Last month I posted a list of predictions from the simple economics models of depletable oil stocks. Those predictions were:
INCREASING OIL PRICES create the incentive to invest in transitional technologies. PRICES OF ALTERNATIVES FALL with investment. CONSERVATION OF EXISTING STOCKS will ease the transition.
Well, I forgot one. Higher oil prices create the incentive for existing producer to INVEST IN EXPLORATION.
With higher oil prices, the oil that used to be too expensive to extract become economically attractive. Let's use the fruit tree example to illustrate. At low fruit prices, it might be profitable to stand on the ground and pick the fruit you can reach (low cost). But, the fruit you can't reach by hand requires more equipment--ladders, mechanical lifts, more labor--to pick (higher cost). When will producers invest in picking the 'high hanging fruit'? When the price of fruit rises to the point that it is profitable.

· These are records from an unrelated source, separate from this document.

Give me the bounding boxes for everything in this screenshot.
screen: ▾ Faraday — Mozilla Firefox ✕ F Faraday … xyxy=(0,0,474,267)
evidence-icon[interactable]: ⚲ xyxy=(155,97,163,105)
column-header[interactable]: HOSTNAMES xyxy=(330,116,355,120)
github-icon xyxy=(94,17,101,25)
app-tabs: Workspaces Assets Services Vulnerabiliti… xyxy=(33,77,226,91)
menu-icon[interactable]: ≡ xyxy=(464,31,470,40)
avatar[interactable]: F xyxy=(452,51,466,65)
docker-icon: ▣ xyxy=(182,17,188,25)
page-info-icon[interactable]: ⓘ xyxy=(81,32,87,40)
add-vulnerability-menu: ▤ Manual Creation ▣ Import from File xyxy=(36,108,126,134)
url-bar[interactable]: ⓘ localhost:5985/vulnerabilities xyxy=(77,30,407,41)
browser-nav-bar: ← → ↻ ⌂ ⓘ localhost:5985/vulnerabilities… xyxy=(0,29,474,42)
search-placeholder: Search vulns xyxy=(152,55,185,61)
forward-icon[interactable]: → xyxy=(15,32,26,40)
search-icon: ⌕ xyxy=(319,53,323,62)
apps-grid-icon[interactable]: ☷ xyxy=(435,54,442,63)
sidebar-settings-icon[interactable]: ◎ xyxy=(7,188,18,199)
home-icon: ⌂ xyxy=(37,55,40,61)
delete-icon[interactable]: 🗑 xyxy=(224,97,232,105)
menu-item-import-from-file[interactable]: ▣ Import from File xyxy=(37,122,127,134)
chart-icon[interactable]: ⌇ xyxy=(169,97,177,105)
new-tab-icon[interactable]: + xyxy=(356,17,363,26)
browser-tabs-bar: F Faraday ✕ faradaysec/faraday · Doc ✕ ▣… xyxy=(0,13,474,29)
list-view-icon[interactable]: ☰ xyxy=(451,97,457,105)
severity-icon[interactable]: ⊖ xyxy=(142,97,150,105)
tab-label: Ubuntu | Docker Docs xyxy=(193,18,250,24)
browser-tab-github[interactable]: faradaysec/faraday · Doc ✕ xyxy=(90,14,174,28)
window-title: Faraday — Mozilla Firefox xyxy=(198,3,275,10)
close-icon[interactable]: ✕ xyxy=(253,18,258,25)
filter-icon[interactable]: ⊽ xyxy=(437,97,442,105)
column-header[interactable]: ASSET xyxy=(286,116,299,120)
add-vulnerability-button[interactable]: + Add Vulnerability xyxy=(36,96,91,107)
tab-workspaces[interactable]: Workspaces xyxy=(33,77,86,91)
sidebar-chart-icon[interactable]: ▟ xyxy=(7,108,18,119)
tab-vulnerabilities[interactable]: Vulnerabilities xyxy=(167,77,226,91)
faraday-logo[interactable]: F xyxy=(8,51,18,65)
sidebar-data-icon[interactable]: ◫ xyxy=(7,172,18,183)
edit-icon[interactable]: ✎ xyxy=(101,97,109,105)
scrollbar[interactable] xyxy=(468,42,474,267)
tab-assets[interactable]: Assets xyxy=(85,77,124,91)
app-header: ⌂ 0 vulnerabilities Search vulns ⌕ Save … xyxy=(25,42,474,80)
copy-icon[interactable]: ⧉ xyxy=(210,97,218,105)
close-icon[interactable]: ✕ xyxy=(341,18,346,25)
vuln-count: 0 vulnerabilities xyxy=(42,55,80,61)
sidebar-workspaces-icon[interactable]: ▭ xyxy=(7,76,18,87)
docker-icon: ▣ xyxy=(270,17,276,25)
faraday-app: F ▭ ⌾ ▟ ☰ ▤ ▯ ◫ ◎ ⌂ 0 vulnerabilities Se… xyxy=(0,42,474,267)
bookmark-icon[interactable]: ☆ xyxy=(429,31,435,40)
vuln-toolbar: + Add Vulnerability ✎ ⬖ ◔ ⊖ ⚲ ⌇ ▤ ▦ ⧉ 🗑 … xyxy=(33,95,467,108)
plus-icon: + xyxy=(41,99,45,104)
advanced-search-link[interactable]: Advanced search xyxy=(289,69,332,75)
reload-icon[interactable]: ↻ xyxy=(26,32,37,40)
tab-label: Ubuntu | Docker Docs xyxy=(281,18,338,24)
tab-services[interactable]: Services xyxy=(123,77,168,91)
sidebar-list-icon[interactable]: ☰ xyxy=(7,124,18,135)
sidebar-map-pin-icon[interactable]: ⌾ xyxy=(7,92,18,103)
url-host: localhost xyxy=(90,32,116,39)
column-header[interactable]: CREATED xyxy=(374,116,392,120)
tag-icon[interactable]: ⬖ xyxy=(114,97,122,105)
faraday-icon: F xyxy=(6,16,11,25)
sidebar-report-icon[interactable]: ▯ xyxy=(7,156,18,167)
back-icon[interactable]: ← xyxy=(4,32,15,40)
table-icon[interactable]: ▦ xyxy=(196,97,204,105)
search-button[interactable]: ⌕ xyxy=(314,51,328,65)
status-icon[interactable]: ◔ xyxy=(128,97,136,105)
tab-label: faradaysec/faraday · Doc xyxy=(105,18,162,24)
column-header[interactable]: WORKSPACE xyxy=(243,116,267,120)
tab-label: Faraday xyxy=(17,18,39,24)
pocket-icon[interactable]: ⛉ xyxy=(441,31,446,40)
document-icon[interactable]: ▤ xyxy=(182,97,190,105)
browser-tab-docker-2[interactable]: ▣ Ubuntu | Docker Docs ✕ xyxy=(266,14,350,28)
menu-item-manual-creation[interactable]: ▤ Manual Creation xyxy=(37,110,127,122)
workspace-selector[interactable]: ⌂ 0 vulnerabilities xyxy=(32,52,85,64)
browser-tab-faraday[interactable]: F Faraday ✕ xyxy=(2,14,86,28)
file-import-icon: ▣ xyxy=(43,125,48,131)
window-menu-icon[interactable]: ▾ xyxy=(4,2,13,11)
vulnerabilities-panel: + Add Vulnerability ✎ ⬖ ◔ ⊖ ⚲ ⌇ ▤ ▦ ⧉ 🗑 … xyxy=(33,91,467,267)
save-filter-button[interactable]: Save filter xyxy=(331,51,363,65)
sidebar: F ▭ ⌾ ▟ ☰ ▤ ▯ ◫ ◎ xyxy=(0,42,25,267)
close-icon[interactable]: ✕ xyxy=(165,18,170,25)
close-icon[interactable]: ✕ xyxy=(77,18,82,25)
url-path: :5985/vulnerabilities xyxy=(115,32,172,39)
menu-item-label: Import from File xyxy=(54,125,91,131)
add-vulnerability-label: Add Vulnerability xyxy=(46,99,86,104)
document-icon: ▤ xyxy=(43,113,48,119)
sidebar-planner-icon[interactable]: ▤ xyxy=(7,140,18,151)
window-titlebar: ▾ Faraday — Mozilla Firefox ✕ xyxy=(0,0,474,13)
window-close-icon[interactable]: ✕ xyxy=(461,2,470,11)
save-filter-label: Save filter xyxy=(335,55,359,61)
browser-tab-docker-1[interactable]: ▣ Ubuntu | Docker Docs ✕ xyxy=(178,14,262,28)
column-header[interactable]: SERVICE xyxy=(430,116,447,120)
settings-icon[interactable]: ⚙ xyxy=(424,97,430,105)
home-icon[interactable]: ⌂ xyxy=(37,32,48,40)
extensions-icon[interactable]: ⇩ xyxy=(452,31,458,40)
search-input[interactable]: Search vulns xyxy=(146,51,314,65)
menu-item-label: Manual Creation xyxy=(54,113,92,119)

Same goes for oil. It's relatively cheap to poke a hole in the ground and extract the big pools of oil. But as stocks deplete it requires more and more investment to extract the deeper, harder to find stocks. What creates the incentive to extract these tough to extract oil stocks? Higher prices of course.
From today's Financial Times...
The Organisation of the Petroleum Exporting Countries, the cartel controlling 75 per cent of the world's oil reserves, on Monday revealed its most important members had drilled 7.5 per cent more wells last year than in 2003 in response to the oil price boom. Opec's annual statistical bulletin also showed that the number of rigs in operation within the 11-member cartel rose 18.8 per cent last year after dropping by almost 6 per cent a year earlier.
Rising prices create incentives for conservation by consumers AND exploration by producers.
UPDATE: Conumers demanding smaller cars in response to rising gas prices.